Cañada Vicinay, Francisco Javier
91 837 3112 Extension: 4374/4373
The nuclear magnetic resonance (NMR) group, under leadership of Prof. Jiménez Barbero and Prof. J. Cañada is interested in the development of general methodological aspects of the NMR techniques and, particularly, in their applications to the study of the conformation and dynamics of the molecular recognition processes. During the last few years we have determined the solution 3D structure of different proteins using a protocol based on NMR spectroscopy, assisted by molecular mechanics and dynamics calculations.
This methodology has been applied to different carbohydrate molecular complexes of wild type and mutant lectins, glycosidases, and to the elucidation of the structure of other protein receptors of biomedical interest. We have investigated protein complexes with natural ligands and with synthetically modified analogues.
We have also investigated the structural characteristics, both from the conformational and dynamical point of view of different biologically relevant oligo and polysacharides also using NMR and molecular dynamics. In particular, we have paid attention to the physical-chemical origin of the interaction between carbohydrates and proteins, with special emphasis in the relative role of sugar-aromatic stacking interactions.
Natural abundance as well as labeled ligands and proteins (13C, 15N) have been used for these studies.

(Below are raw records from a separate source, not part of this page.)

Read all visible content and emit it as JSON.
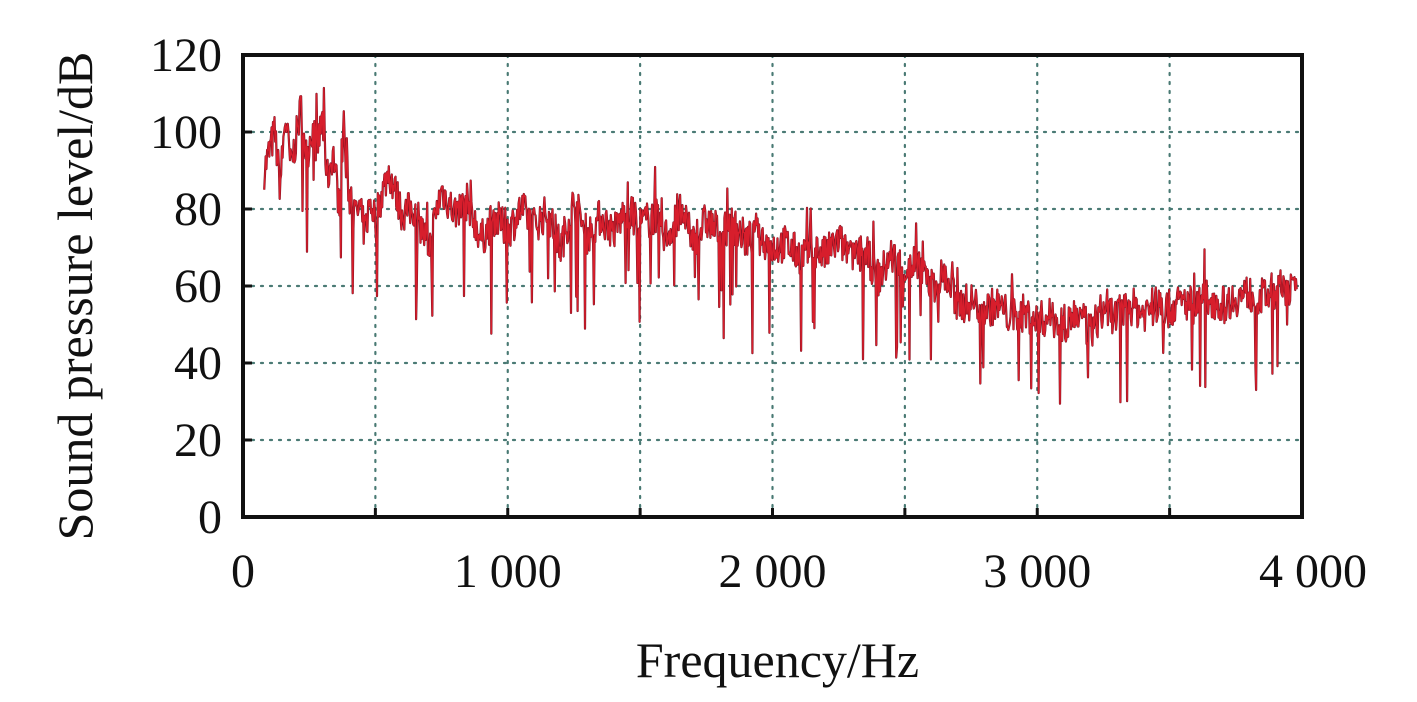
{
  "chart_data": {
    "type": "line",
    "title": "",
    "xlabel": "Frequency/Hz",
    "ylabel": "Sound pressure level/dB",
    "xlim": [
      0,
      4000
    ],
    "ylim": [
      0,
      120
    ],
    "x_ticks": [
      0,
      500,
      1000,
      1500,
      2000,
      2500,
      3000,
      3500,
      4000
    ],
    "x_tick_labels": [
      "0",
      "",
      "1 000",
      "",
      "2 000",
      "",
      "3 000",
      "",
      "4 000"
    ],
    "y_ticks": [
      0,
      20,
      40,
      60,
      80,
      100,
      120
    ],
    "y_tick_labels": [
      "0",
      "20",
      "40",
      "60",
      "80",
      "100",
      "120"
    ],
    "grid": true,
    "series_color": "#e3202e",
    "series_dark_color": "#6b0f1f",
    "series": [
      {
        "x": [
          80,
          100,
          120,
          140,
          160,
          180,
          200,
          220,
          240,
          260,
          280,
          300,
          320,
          340,
          360,
          380,
          400,
          420,
          440,
          460,
          480,
          500,
          550,
          600,
          650,
          700,
          750,
          800,
          850,
          900,
          950,
          1000,
          1050,
          1100,
          1150,
          1200,
          1250,
          1300,
          1350,
          1400,
          1450,
          1500,
          1550,
          1600,
          1650,
          1700,
          1750,
          1800,
          1850,
          1900,
          1950,
          2000,
          2050,
          2100,
          2150,
          2200,
          2250,
          2300,
          2350,
          2400,
          2450,
          2500,
          2550,
          2600,
          2650,
          2700,
          2750,
          2800,
          2850,
          2900,
          2950,
          3000,
          3050,
          3100,
          3150,
          3200,
          3250,
          3300,
          3350,
          3400,
          3450,
          3500,
          3550,
          3600,
          3650,
          3700,
          3750,
          3800,
          3850,
          3900,
          3950,
          3980
        ],
        "values": [
          90,
          95,
          100,
          86,
          104,
          91,
          98,
          107,
          93,
          101,
          96,
          103,
          88,
          95,
          83,
          100,
          84,
          78,
          80,
          74,
          82,
          78,
          90,
          79,
          80,
          70,
          85,
          79,
          82,
          72,
          78,
          74,
          80,
          76,
          79,
          70,
          82,
          73,
          78,
          74,
          80,
          76,
          78,
          73,
          79,
          72,
          77,
          74,
          76,
          72,
          73,
          70,
          71,
          68,
          70,
          68,
          72,
          67,
          69,
          62,
          68,
          64,
          67,
          60,
          63,
          55,
          56,
          54,
          55,
          52,
          53,
          51,
          52,
          50,
          53,
          48,
          54,
          52,
          55,
          53,
          55,
          54,
          56,
          55,
          57,
          55,
          57,
          58,
          57,
          59,
          60,
          57
        ]
      }
    ]
  }
}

Thanks to the collaboration with several research groups throughout the world, some studied systems include galectins, in which we are deeply involved, through a long standing collaboration with Prof. HJ Gabius, hevein domains, ricin-B, viscumin, lactase, E. coli beta-galactosidase, Streptomyces Sp. beta-glucosidase, ribonuclease B, DC-SIGN, acidic fibroblast growth factor, cholera toxin B, HexS1 homeodomain, glycomimetics, C- and S-glycosyl compounds, aminoglycosides, carbohydrate antigens, bacterial and fungal polysaccharides, etc.
This last research line overlaps with a, still alive, old one of the group, aimed at establishing the structural basis of the inhibition/activation of fibroblast growth factor and its receptor, a protein deeply involved in important pathologies, and at designing inhibitors of its mitogenic activity (with Prof. Giménez-Gallego).
These studies require relatively simple studies of cell biology sometimes. We are also interested in the determination of the enzyme UDP-glucose pyrophosphorylase, a key component of the pneumococcal cell capsule in all the known strains of this bacterium. The group collaborates with numerous Spanish and foreign research laboratories in numerous other projects not directly related with its main research goals.